Studies done by Albert Rothenberg, a psychologist at Yale, suggest that personal creativity positively correlates with an "oppositional responding" style in free association tasks. (3) This style is defined by people who associate a word with its polar opposite. He suggests that people who are best able to process ideas of simultaneous opposition are often able to come up with new perspectives that integrate both points. In this way I believe the Hegelian dialectic does spur creative progress, because a "problem" must be defined before a new story to resolve it, or an answer, can be created.

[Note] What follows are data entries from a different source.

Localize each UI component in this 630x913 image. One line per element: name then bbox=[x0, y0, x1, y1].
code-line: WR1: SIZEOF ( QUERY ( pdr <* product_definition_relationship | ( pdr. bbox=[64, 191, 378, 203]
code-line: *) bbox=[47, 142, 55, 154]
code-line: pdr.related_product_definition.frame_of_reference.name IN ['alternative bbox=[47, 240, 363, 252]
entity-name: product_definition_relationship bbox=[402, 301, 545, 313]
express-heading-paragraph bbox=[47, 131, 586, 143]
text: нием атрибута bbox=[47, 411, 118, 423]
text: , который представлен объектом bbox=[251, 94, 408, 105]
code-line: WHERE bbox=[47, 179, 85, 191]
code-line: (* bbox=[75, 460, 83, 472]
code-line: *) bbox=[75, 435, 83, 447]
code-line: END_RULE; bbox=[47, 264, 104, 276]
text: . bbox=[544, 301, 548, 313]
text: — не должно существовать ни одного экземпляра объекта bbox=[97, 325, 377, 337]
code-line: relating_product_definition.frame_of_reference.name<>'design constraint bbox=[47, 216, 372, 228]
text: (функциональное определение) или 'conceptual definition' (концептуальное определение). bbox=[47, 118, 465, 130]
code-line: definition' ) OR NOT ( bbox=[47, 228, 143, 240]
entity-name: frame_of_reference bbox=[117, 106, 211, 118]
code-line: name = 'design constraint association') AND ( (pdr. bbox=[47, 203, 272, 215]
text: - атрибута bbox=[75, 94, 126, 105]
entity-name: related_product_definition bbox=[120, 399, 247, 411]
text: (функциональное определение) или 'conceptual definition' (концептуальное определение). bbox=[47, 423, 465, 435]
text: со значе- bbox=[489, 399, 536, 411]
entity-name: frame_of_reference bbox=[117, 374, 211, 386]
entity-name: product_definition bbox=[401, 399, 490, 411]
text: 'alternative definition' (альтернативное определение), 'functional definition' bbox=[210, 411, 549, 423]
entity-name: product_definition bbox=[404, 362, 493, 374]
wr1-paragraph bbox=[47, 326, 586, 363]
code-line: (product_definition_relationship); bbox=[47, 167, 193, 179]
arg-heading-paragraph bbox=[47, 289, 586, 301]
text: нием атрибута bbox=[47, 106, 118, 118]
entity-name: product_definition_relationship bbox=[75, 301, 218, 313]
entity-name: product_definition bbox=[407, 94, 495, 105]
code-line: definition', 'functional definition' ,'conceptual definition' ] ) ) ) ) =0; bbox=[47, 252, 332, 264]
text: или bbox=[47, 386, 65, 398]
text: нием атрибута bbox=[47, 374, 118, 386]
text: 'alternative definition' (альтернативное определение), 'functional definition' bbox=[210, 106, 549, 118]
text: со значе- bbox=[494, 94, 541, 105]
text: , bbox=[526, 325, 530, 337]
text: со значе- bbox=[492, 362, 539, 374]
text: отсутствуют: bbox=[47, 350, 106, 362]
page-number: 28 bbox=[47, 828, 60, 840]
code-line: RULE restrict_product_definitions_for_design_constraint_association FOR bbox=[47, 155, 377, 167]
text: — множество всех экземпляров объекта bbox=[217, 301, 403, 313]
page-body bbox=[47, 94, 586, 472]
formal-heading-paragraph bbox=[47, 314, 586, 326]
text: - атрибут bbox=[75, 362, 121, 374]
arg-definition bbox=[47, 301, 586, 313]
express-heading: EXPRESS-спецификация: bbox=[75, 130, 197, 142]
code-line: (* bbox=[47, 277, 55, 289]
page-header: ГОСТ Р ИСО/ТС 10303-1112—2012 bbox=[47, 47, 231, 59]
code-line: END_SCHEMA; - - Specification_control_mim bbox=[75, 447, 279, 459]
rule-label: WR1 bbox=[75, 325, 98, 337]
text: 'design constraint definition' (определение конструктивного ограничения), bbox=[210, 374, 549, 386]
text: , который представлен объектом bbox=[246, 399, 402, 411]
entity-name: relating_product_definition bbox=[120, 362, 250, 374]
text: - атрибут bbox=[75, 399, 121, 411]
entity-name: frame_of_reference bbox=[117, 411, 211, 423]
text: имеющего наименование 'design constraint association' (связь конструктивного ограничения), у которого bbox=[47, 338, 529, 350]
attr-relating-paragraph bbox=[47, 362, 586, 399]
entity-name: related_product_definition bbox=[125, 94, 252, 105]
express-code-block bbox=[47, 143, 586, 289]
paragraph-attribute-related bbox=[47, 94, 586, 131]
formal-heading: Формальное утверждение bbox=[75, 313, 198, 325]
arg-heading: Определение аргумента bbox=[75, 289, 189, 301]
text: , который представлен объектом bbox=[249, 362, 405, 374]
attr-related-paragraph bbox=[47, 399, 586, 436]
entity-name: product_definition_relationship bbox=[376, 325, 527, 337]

However, I believe this approach does at some point lead to stagnation and even destruction. I think this is best illustrated by the fact that both Stalin and Hitler's regimes derived their principals from Hegel's philosophy. (4) The idea that a thesis and an antithesis must be reconciled after they are defined is very central. If one theory is consistently supported, as the theory of evolution is compared to the theory of creationism, then the previous antithesis is no longer promotes creativity. Mayr seemed to feel that creationism was still a formidable antithesis, even though he insisted that by his definitions it had been thoroughly disproven. This is where his approach was more inflammatory than constructive. It would seem that the only way his thesis could now evolve is from a population approach. Many scientists are now attempting to gradually refine and build upon the theory of evolution in this way. Some of them may be former creationists, or still define themselves as creationists but essentially support the theory of evolution. There is no way to know which from which unique perspective the next developments will come.


1) Yoon, Carol K. "Ernst Mayr, Pioneer in Tracing Geography's Role in the Origin of Species, Dies at 100." New York Times: 5 Feb. 2005.

2) Mayr, Ernst. What Evolution Is. New York, NY: Basic Books. 2001.

3)"Contradictory Association." The Stress Doc website

4)"Sutton, Anthony. "'Left' versus 'Right' and the Hegelian dialectic in American politics." Prison Planet: 9 July 2003.